I had to do a double-take.
Did Congressman Ron Kind, a democrat from Wisconsin, make the most outrageous statement of 2017?
The answer? Yes!
He said that if pastors had the freedom to speak from the pulpit it would lead to “blood in the streets.”
Let me explain.
In 1954, President Johnson snuck through Congress an amendment that muzzled pastors. It’s called the Johnson Amendment, and it has silenced pastors since that time.
More and more pastors are challenging the Johnson Amendment and the IRS which threatens to take away their tax exemptions. They claim it is a violation of their 1st Amendment free speech rights.
And it is.
Donald Trump, when he ran for president, promised pastors and evangelical leaders that one of the first things he would do is repeal the Johnson Amendment so pastors can speak out on cultural and political issues … as protected by the U.S. Constitution.
That is one of the major reasons evangelicals supported Trump.

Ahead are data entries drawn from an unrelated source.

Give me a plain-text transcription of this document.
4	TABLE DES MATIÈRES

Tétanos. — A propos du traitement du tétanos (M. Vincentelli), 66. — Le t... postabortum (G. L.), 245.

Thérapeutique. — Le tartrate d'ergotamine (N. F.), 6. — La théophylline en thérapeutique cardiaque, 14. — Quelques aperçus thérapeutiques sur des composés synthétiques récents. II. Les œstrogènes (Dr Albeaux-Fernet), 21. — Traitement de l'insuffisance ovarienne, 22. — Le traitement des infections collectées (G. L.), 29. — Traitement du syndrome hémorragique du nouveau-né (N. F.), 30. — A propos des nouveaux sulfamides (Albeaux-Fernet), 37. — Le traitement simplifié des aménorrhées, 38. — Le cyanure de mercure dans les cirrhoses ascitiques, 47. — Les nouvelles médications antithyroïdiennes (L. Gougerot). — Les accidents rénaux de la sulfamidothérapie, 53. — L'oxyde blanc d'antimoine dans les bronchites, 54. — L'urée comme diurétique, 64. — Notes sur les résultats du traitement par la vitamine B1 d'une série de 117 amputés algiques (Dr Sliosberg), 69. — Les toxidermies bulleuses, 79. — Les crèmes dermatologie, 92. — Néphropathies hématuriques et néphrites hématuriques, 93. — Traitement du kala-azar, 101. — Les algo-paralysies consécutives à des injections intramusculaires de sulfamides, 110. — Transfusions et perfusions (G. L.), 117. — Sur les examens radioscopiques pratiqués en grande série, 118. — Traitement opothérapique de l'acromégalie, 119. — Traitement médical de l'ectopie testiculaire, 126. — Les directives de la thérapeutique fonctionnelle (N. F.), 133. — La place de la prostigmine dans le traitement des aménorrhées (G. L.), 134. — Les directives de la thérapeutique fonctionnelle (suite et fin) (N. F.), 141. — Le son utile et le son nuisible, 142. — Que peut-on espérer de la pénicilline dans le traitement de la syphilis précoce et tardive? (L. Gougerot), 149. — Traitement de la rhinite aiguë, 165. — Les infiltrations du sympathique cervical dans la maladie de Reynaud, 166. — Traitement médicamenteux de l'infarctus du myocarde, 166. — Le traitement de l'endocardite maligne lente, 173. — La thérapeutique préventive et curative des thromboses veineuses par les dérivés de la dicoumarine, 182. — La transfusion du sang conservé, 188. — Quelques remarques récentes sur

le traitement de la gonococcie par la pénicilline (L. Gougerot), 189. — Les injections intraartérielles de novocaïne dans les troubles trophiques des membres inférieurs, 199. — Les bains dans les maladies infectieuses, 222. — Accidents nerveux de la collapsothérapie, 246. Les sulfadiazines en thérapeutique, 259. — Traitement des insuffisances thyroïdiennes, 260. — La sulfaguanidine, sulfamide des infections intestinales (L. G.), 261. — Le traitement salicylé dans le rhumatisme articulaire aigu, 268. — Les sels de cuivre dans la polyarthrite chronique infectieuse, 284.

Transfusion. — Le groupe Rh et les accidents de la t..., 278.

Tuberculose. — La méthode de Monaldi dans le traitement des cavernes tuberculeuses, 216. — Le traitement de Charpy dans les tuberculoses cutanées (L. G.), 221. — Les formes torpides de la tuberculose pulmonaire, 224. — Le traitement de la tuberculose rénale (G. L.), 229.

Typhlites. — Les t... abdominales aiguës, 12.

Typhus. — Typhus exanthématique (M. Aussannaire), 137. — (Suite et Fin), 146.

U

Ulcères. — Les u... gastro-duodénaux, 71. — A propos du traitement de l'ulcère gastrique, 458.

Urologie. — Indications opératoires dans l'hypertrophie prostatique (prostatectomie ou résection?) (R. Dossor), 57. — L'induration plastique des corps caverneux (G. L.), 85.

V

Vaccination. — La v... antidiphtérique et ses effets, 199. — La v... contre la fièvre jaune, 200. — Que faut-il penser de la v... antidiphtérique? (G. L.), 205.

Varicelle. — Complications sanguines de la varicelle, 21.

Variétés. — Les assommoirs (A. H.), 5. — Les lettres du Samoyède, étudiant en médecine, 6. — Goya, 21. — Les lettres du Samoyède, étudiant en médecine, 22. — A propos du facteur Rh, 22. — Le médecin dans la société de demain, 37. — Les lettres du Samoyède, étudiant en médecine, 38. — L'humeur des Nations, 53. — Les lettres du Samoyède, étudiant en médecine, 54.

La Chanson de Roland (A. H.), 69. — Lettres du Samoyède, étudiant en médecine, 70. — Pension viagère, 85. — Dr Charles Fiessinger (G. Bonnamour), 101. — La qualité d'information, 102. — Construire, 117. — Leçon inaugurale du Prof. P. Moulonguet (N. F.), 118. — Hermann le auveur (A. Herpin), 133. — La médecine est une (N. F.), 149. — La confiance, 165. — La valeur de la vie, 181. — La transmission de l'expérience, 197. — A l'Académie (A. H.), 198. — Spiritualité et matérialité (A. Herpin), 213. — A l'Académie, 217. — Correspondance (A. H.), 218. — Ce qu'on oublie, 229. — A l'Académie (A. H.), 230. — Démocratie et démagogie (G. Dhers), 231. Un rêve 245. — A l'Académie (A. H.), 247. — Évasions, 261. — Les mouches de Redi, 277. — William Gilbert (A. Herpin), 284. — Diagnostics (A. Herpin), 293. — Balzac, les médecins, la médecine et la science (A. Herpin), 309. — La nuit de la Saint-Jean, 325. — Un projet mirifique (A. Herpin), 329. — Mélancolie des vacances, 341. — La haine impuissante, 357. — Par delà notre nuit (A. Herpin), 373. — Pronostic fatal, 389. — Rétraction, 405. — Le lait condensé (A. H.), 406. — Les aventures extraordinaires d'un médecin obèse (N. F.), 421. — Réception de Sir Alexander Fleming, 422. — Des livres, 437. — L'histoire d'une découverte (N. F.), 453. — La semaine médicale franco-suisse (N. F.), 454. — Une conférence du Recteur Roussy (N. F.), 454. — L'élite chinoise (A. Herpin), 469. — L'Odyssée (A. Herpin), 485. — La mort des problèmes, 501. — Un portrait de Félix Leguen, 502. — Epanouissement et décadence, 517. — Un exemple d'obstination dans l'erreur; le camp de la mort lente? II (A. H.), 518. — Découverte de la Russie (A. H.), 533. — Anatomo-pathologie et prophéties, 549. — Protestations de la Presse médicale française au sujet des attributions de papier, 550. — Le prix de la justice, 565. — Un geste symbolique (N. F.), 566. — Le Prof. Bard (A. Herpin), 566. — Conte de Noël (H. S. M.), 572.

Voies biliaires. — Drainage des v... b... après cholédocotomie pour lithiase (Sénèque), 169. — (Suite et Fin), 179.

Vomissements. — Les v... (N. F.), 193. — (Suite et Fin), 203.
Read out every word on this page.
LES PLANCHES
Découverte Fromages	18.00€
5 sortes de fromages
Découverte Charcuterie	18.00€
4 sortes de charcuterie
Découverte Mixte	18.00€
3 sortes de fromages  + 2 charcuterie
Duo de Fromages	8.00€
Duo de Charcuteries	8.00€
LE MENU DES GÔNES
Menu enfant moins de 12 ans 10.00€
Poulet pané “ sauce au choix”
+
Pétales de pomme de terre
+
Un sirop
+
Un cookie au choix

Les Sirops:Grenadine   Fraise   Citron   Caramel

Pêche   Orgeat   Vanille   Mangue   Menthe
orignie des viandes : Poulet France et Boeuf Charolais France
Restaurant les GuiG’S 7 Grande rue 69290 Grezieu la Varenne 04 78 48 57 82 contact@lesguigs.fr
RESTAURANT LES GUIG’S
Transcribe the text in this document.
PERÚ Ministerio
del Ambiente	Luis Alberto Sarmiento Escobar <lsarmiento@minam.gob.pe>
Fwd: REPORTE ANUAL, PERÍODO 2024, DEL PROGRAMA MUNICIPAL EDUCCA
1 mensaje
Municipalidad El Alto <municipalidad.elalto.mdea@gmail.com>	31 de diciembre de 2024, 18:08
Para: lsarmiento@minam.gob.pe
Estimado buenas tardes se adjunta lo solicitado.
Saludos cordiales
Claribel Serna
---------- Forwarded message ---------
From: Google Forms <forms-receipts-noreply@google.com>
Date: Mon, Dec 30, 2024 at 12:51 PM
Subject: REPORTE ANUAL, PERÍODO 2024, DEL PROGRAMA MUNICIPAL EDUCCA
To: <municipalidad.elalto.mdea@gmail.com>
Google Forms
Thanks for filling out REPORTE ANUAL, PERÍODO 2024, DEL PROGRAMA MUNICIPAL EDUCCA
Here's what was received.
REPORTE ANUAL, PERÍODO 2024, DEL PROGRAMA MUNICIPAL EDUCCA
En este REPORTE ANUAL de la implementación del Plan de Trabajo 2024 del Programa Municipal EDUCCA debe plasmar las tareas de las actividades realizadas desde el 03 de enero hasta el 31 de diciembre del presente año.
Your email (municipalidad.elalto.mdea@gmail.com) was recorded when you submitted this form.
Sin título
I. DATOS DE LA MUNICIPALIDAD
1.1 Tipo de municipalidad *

Throughout the history of the church, it spoke up against wrong from the pulpit. It was the salt and light for the community.
If there was an injustice or an issue that required people of faith to take a stand — from the American Revolution to 1954 — that took place from the pulpit.
But the church has been silenced since then.
Now, in the new tax bill, a major lessening of the regulations that helps eliminate the Johnson Amendment is being proposed.
Kind attacked the GOP’s push to repeal the government’s handcuffing churches from talking about politics from the pulpit.
Kind had the audacity to say that letting pastors talk openly about political issues of the day would lead to “blood in the streets.”
He said repealing the Johnson Amendment will politicize the pulpit and create civil war in the pews.
“You politicize the pulpit, it’s going to make the Sunni-Shia conflict in the Middle East look like a picnic.”
Spoken like another progressive liberal wanting to muzzle free speech and debate in America.
I guess Kind skipped the history lesson where the United States of America was founded on Judeo-Christian principles and where many of the founding fathers were either preachers or Bible teachers.
Back in the day, Congressmen prayed together and asked God to lead their decision-making.
Besides, promoting free speech is nothing akin to 1,400 years of sectarian slaughter between Sunni and Shia.
If this isn’t bad enough, Rep. John Lewis, a Democrat from Georgia, echoed the same kind of fear mongering over the tax reform plan’s desire to roll back the Johnson Amendment.
He told Congress that rolling back part of the tax code would pit worshipper against worshipper and wreak havoc on the last pillars of civility in our country.
Amazing rhetoric without a shred of supportive truth.
Just the opposite is true.
Where would we be as country if the Rev. Martin Luther King Jr. hadn’t talked about racial segregation and politics from the pulpit?
Where would today’s civil rights laws be if the Johnson Amendment was in force.
No, the amendment was introduced by future president Lyndon Johnson to silence his political opponents.
The keyword is SILENCE, and it has been used as one of the single greatest weapons against free speech in our churches.
Thankfully, President Trump followed through with one of his major campaign promises to help end the Johnson Amendment.
His Executive Order stops the amendment from interfering with everyone’s First Amendment rights. It prevents the government from censoring sermons or targeting pastors and rabbis.
The GOP is trying to make it permanent.
Evangelicals will no longer be silenced in church.